In April, Dan Price encountered both praise and skepticism as he announced his Seattle credit card processing firm, Gravity Payments, would set a minimum salary of $70,000 for employees. To do so, Price would use part of his own million-dollar-plus pay package as CEO—an idea that came to him after a friend lamented having to pay rent and student loans on her current $40,000 salary. That decision has led to some unintended consequences, as Mr. Price now says the decision cost him customers concerned with increased fees to pay for the new minimum salaries, as well as two long-time employees, who quit after newer employees received bigger salary hikes than those who had been at Gravity Payments longer. The employees, who were considered top performers at the company, also cited concerns with others not performing as well receiving the same pay.
While Gravity Payments acquired new clients following Dan Price’s announcement, The New York Times reports that those accounts won’t generate profits until next year. Meanwhile, Gravity co-founder Lucas Price (Dan’s older brother) has filed a lawsuit, contending that his brother took millions of dollars out of the company while denying him the benefits of his minority ownership. With most of his own paycheck, in addition to the last year’s $2.2 million in profits, going toward the new salary increases, Dan Price acknowledged “we don’t have a margin of error to pay those legal fees.”

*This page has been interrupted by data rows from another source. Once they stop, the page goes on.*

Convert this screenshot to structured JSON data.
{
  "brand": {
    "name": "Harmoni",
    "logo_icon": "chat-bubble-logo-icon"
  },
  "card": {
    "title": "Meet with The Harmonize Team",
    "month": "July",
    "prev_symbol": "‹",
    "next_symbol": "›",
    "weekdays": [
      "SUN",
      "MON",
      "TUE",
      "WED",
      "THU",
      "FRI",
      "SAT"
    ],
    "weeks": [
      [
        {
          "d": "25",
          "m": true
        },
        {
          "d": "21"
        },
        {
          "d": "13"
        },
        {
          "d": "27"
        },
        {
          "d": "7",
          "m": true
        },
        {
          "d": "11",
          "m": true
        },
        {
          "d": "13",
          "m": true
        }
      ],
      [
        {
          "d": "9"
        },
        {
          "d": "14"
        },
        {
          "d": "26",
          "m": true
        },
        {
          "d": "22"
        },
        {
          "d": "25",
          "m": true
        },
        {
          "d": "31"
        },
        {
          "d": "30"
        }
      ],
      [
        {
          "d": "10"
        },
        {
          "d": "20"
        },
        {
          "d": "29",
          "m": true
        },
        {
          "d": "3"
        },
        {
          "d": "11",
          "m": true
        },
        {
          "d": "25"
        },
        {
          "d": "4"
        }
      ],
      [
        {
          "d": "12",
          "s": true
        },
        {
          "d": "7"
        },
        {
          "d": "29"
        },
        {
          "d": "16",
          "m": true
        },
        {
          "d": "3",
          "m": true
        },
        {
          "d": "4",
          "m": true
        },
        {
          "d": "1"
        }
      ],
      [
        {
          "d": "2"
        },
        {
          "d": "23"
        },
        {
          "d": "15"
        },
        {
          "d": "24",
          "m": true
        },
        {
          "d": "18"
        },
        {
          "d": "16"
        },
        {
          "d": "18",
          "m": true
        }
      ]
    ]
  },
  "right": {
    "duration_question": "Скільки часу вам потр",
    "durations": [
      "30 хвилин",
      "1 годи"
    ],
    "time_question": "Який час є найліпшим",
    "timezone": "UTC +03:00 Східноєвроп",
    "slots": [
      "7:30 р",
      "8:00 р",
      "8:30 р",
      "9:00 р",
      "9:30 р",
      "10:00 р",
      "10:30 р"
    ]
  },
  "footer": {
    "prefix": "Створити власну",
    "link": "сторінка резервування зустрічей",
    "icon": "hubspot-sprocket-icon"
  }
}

Though most media attention was optimistic when the plan was first announced, the current news of Mr. Price and Gravity Payments paints a truer picture of the outcome of these salary increases. Forbes writes that “no matter how altruistic Price’s intentions, nor how unexpected the media attention was, the departure of long-tenured and more valuable employees was actually predictable.” Brian Canlis, a client of Gravity Payments, argued that the pay raise “makes it harder for the rest of us.” While Mr. Price’s plan was designed to address income inequality and the wage gap in America, it’s become a tough lesson for him that good intentions don’t change economic reality.